Cuisine, religion and geography merge into the unrepeatable cauldron that is the culture of a place, of an island.
The baptism into this diverse land takes place on Mount Ijen, an active volcanic complex within a 20-km caldera. The volcanic lake, already an intense aquamarine colour, glows an intense electric blue during the night.
These are the flames that ignite with sulphuric acid, a natural wonder that is truly unparalleled. This is one of two ‘blue volcanoes’ in the world. I feel so grateful for the chance to see one up close.
Switching gears
On our way to Yogyakarta we made a brief stop in Surakarta, where we met one of our Instagram friends. It was more to break up the long journey than anything else, so we don’t have much to report.
Once in Yogyakarta, we found accommodation in a small hostel run by a group of young locals. In a few half days, we made friends with the staff and practically all the guests. It was that feeling, of having found our place in the world, among kindred spirits. And so, we decided to stay there for the rest of our time on the island, because there is nothing like making good friends while travelling.
Yogyakarta, but you can call it Yogya
A lively, bustling city, animated not only by tourists, the hustle and bustle to and from the mountains to climb and the waterfalls to explore, but above all by a vibrant, varied cultural life.

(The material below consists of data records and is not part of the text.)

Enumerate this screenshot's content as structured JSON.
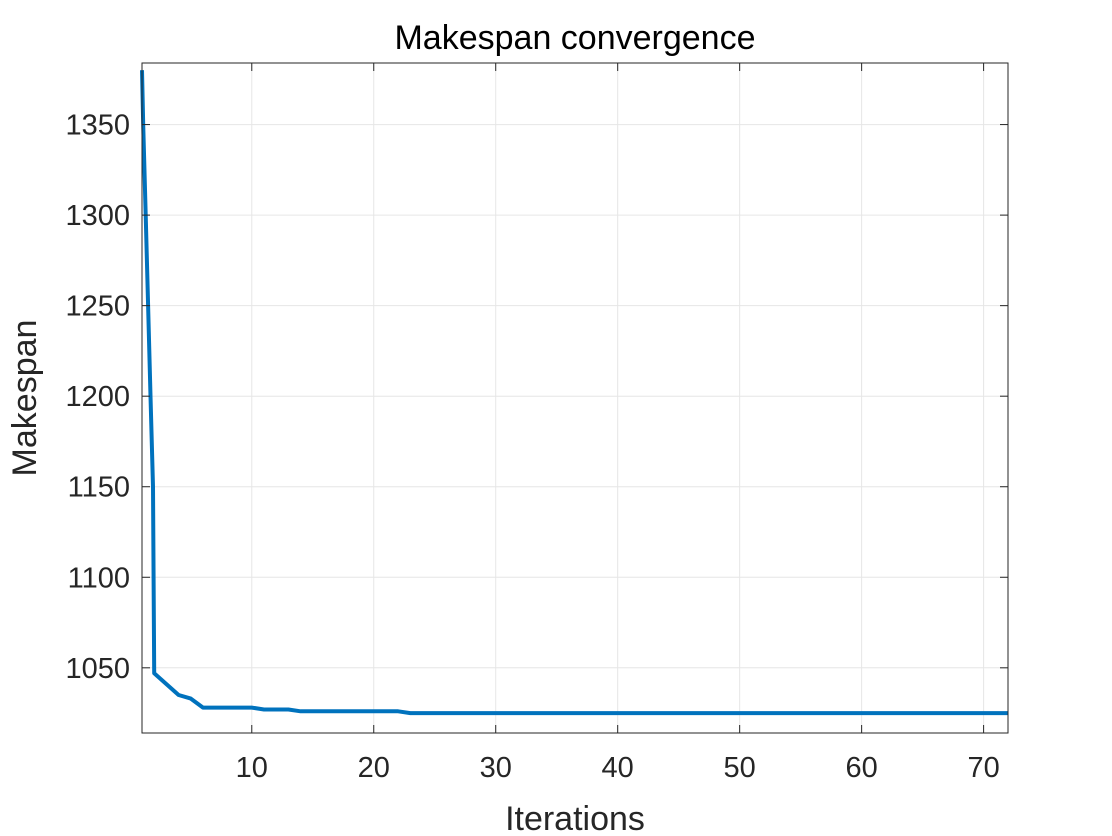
{
  "chart_data": {
    "type": "line",
    "title": "Makespan convergence",
    "xlabel": "Iterations",
    "ylabel": "Makespan",
    "xlim": [
      1,
      72
    ],
    "ylim": [
      1014,
      1384
    ],
    "xticks": [
      10,
      20,
      30,
      40,
      50,
      60,
      70
    ],
    "yticks": [
      1050,
      1100,
      1150,
      1200,
      1250,
      1300,
      1350
    ],
    "grid": true,
    "series": [
      {
        "color": "#0072BD",
        "x": [
          1,
          1.1,
          1.3,
          1.5,
          1.7,
          1.9,
          2,
          3,
          4,
          5,
          6,
          7,
          8,
          9,
          10,
          11,
          12,
          13,
          14,
          15,
          16,
          17,
          18,
          19,
          20,
          21,
          22,
          23,
          30,
          40,
          50,
          60,
          72
        ],
        "y": [
          1380,
          1350,
          1300,
          1250,
          1200,
          1150,
          1047,
          1041,
          1035,
          1033,
          1028,
          1028,
          1028,
          1028,
          1028,
          1027,
          1027,
          1027,
          1026,
          1026,
          1026,
          1026,
          1026,
          1026,
          1026,
          1026,
          1026,
          1025,
          1025,
          1025,
          1025,
          1025,
          1025
        ]
      }
    ]
  }
}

Shops and batik (the technique of dyeing fabric) workshops alternate with remakes of stories from classical Indonesian mythology in a modern dance key. Plus theatre, music, puppet shows, and ultimately a tradition that, it seemed to me, was not afraid to lose itself.
While at the hostel, we searched for ingredients to make pasta for everyone. It turned out terrifying because of, well, not being in Italy! We tasted local specialities brought by our new friends, we went out to eat gado gado (a rich dish made of rice cakes, spinach, and a deliciously spicy peanut sauce), we played, we sang, we talked about life and love.
And this is how we ended our time discovering Indonesia. Crossing the nine-month milestone on the road, leaving behind a few new friends, and some tears that were lost in the echo of our laughter.
What now?
Indonesia was further proof, if proof were needed, that we know nothing.
What we take home, apart from the photos and memories, are the experiences. In each one there was something to learn, both during and afterwards. And we promise to treasure them, to use them to remain more humble, rather than to say ‘I have travelled the world’.
As I edit this, we have both been back for a while. But the adventure is far from being over, travel is still entirely in our mind. After almost a year on the road, sometime changing rooms on a weekly basis it was time for a break!
We are in the process of writing, editing, working on thousands of photos. No experience can be complete without integration. Integration of what we’ve seen, done, and learned. And there is so much of all this on the road, that it is important to take a break to draw lines between all the adventures we have lived.
You can’t embark on a journey outside of yourself if you don’t also do it on the inside, otherwise it’s not a journey, it’s not discovery, fear, wonder, rupture, reconciliation, return.